Segregation analysis supports pathogenicity, with one additional affected sibling demonstrating co-segregation of the homozygous p.Gly717Glu allele (PMID:25658757). The variant spectrum in holoprosencephaly cases includes missense and frameshift alleles, with c.2150G>A (p.Gly717Glu) serving as the archetypal HPE-causing change.

Functional assays confirm the deleterious impact of p.Gly717Glu: rescue experiments in U2OS cells show failure to restore centriole duplication upon depletion of endogenous STIL, and in situ hybridization in chick embryos demonstrates STIL expression concordant with early forebrain patterning (PMID:25658757). These data establish a loss-of-function mechanism underpinning holoprosencephaly.

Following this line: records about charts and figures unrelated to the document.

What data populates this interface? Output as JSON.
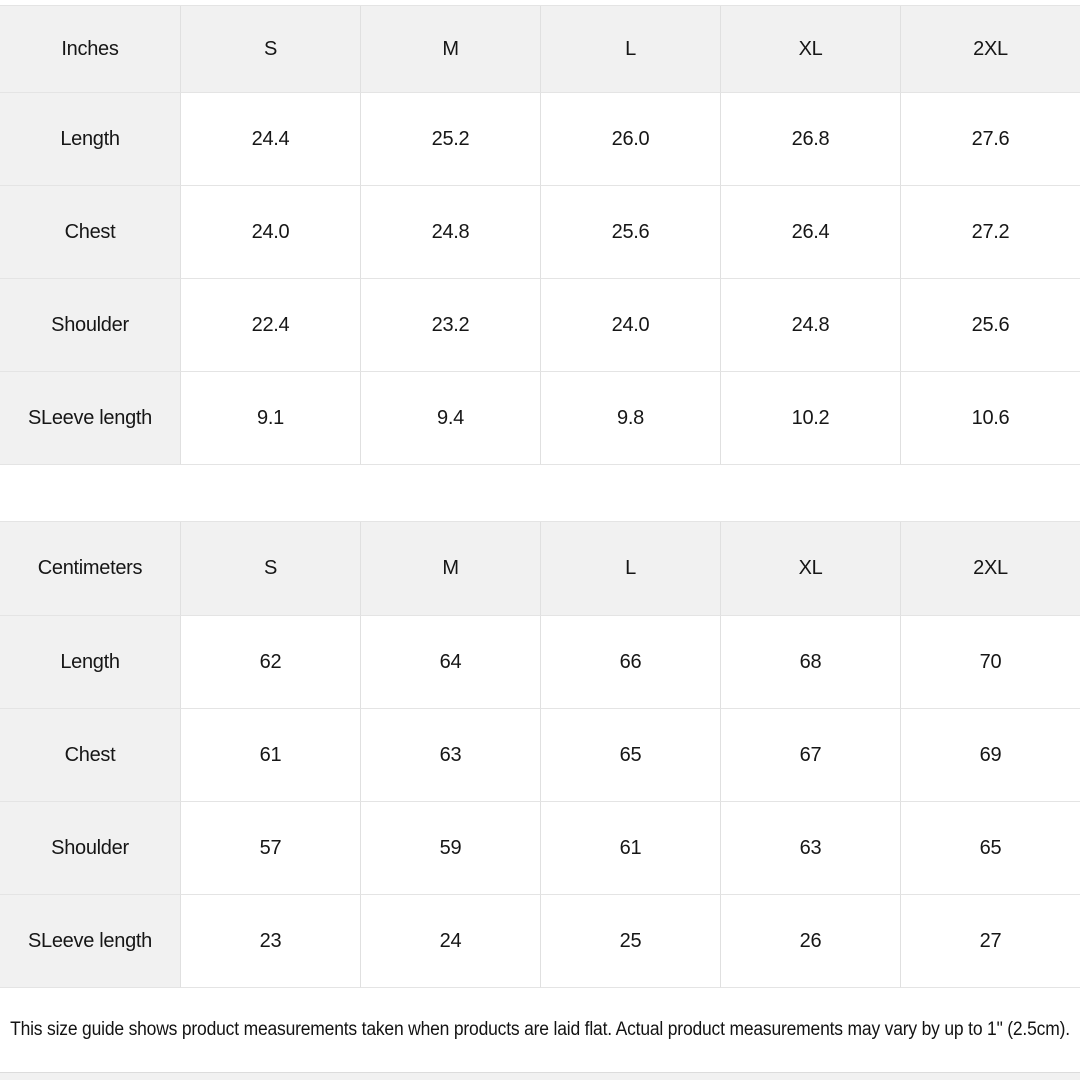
{
  "chart_data": [
    {
      "type": "table",
      "unit": "Inches",
      "sizes": [
        "S",
        "M",
        "L",
        "XL",
        "2XL"
      ],
      "rows": [
        {
          "label": "Length",
          "values": [
            "24.4",
            "25.2",
            "26.0",
            "26.8",
            "27.6"
          ]
        },
        {
          "label": "Chest",
          "values": [
            "24.0",
            "24.8",
            "25.6",
            "26.4",
            "27.2"
          ]
        },
        {
          "label": "Shoulder",
          "values": [
            "22.4",
            "23.2",
            "24.0",
            "24.8",
            "25.6"
          ]
        },
        {
          "label": "SLeeve length",
          "values": [
            "9.1",
            "9.4",
            "9.8",
            "10.2",
            "10.6"
          ]
        }
      ]
    },
    {
      "type": "table",
      "unit": "Centimeters",
      "sizes": [
        "S",
        "M",
        "L",
        "XL",
        "2XL"
      ],
      "rows": [
        {
          "label": "Length",
          "values": [
            "62",
            "64",
            "66",
            "68",
            "70"
          ]
        },
        {
          "label": "Chest",
          "values": [
            "61",
            "63",
            "65",
            "67",
            "69"
          ]
        },
        {
          "label": "Shoulder",
          "values": [
            "57",
            "59",
            "61",
            "63",
            "65"
          ]
        },
        {
          "label": "SLeeve length",
          "values": [
            "23",
            "24",
            "25",
            "26",
            "27"
          ]
        }
      ]
    }
  ],
  "footer_note": "This size guide shows product measurements taken when products are laid flat.  Actual product measurements may vary by up to 1\" (2.5cm).",
  "colors": {
    "header_bg": "#f1f1f1",
    "border": "#e4e4e4",
    "text": "#161616",
    "page_bg": "#ffffff"
  }
}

No conflicting studies have disputed a recessive STIL-HPE association; all reports reproducibly link biallelic STIL disruption to midline brain malformations. While additional cohort studies may further refine variant prevalence, current evidence supports clinical testing of STIL in unexplained holoprosencephaly.

In summary, biallelic STIL mutations cause autosomal recessive holoprosencephaly via a loss-of-function mechanism, with functional rescue and expression data providing concordant support for pathogenicity. Key take-home: STIL should be included in diagnostic gene panels for early midline brain anomalies.

References

  • Pediatric neurology • 2014 • A prenatal presentation of severe microcephaly and brain anomalies in a patient with novel compound heterozygous mutations in the STIL gene found postnatally with exome analysis. PMID:24986681
  • PLoS One • 2015 • Homozygous STIL mutation causes holoprosencephaly and microcephaly in two siblings. PMID:25658757

Evidence Based Scoring (AI generated)

Gene–Disease Association

Limited

Three probands from two unrelated families with recessive STIL variants causing holoprosencephaly; limited segregation (one additional sibling) and concordant phenotype.

Genetic Evidence

Limited

Three affected individuals (two homozygous siblings, one compound heterozygote) with biallelic STIL variants under AR inheritance; segregation in one family.

Functional Evidence

Moderate

Rescue assays in U2OS cells show p.Gly717Glu fails to restore centriole duplication; in situ hybridization confirms early forebrain STIL expression.